Это — национальная гордость первородного народа. Народа, который самостоятельно, а не через посредство других народов разрабатывает этику, систему ценностей и так далее. Выражаясь религиозным языком: первородные народы — те, у кого свои собственные договоры с Богом.
Когда русские крестьяне, в том числе и крепостные, называли свободных французов «шаромыжник» и «шваль» (от «мон шер ами» и «шевалье»), они этим утверждали, что даже в крепостном крестьянине больше самоуважения и достоинства, чем во французском дворянине.
У первородных народов другие трудности, нежели у обычных. Другая, более тяжелая судьба, другая степень ответственности — и именно это и не устраивает наших оппонентов. Планка русского народа слишком высока для того, чтобы они могли чувствовать себя комфортно. У русских огромные, неохватные для других народов, непонятные, грандиозные требования к себе. Быть русским — невероятно трудно. Соответствовать предъявляемым к себе требованиям — очень тяжело. Эта особенность часто используется «европеизаторами» в пропаганде, когда выставляются русские неудачи, русские неудачники и сравниваются с теми требованиями к себе, утверждениями, которые мы вслух озвучиваем. Например, обсасываются неудача с аппаратом «Фобос-Грунт» в сочетании с утверждением «Россия — космическая держава», или вывешивается потрет алкоголика с надписью «народ-богоносец». Упавший космический аппарат и наличие алкоголиков не смутит ни англичанина, ни француза — потому что они же не сумасшедшие, чтобы предъявлять к себе требования, в списке которых будет 100-процентно идеальное население и 100-процентная успешность во всех исключительно областях деятельности. Но русские такие требования к себе предъявляют и мучаются, когда не могут соответствовать собственным же запросам к себе.
Все это «европействование» и «нацдемство» — всего лишь красивые названия для опрощения. Национальная идея — «сесть на пол и быть проще» и «прикинуться ветошью и не отсвечивать».

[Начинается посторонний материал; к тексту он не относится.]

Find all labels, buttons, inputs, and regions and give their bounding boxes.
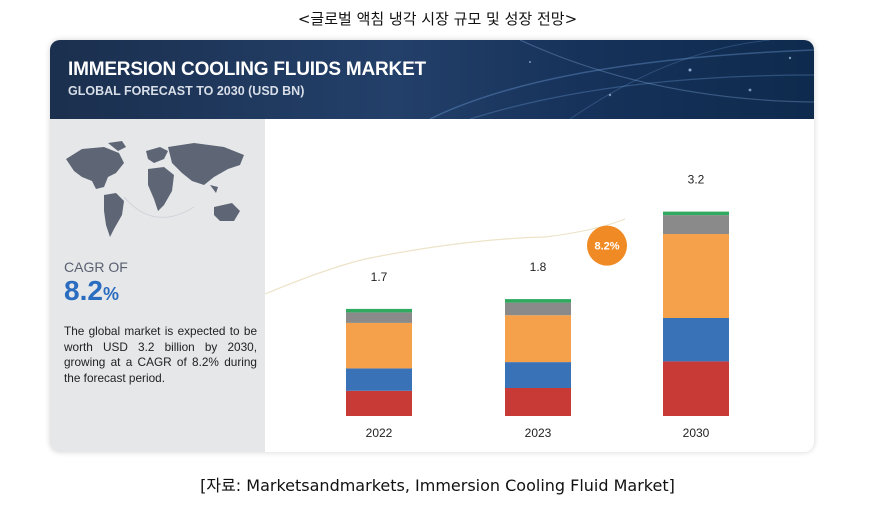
cagr-value: 8.2% — [64, 275, 119, 306]
bar-2023-europe — [505, 362, 571, 388]
top-caption: <글로벌 액침 냉각 시장 규모 및 성장 전망> — [297, 10, 578, 28]
bar-2023-middle-east-africa — [505, 302, 571, 316]
market-description: The global market is expected to be wort… — [64, 324, 257, 385]
total-label-2023: 1.8 — [530, 260, 547, 274]
x-tick-2030: 2030 — [683, 426, 710, 440]
source-caption: [자료: Marketsandmarkets, Immersion Coolin… — [200, 476, 675, 495]
bar-2030-asia-pacific — [663, 234, 729, 318]
bar-2022-north-america — [346, 390, 412, 416]
total-label-2022: 1.7 — [371, 270, 388, 284]
bar-2023-asia-pacific — [505, 315, 571, 363]
bar-2030-north-america — [663, 361, 729, 416]
world-map-icon — [66, 141, 244, 237]
cagr-badge-label: 8.2% — [594, 241, 619, 253]
x-tick-2022: 2022 — [366, 426, 393, 440]
total-label-2030: 3.2 — [688, 173, 705, 187]
left-panel: CAGR OF 8.2% The global market is expect… — [50, 119, 265, 452]
x-tick-2023: 2023 — [525, 426, 552, 440]
infographic-card: IMMERSION COOLING FLUIDS MARKET GLOBAL F… — [50, 40, 814, 452]
infographic-subtitle: GLOBAL FORECAST TO 2030 (USD BN) — [68, 84, 305, 98]
cagr-badge — [587, 225, 627, 266]
cagr-label: CAGR OF — [64, 259, 128, 275]
bar-2022-asia-pacific — [346, 322, 412, 369]
bar-2022-middle-east-africa — [346, 312, 412, 323]
infographic-title: IMMERSION COOLING FLUIDS MARKET — [68, 59, 426, 80]
bar-2023-south-america — [505, 299, 571, 303]
header-decoration — [429, 40, 814, 119]
bar-2023-north-america — [505, 388, 571, 416]
infographic-header: IMMERSION COOLING FLUIDS MARKET GLOBAL F… — [50, 40, 814, 119]
bar-2022-europe — [346, 368, 412, 391]
bar-2030-south-america — [663, 211, 729, 216]
bar-2030-middle-east-africa — [663, 215, 729, 234]
decorative-curve — [265, 218, 626, 295]
cagr-unit: % — [102, 284, 119, 304]
bar-2022-south-america — [346, 308, 412, 313]
bar-2030-europe — [663, 318, 729, 362]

Это понижение уровня требований к себе. Это желание расслабиться. Русским быть трудно для всех, но для них это невыносимо — потому что непонятно, зачем такими трудами отстаивать право на формирование собственной этики. В чем вообще от этики и тем более ее созидания радость и удовольствие? В чем выгода?
И вот об этой особой этике, чем она в корне отличается о европейской, мы поговорим в следующей части.
А пока запомните: когда кто-то говорит вам, что русский народ — народ-урод, народ-раб, народ-дегенрат, знайте — это вопит завистливое ничтожество. Вопит от зависти к национальному достоинству русских.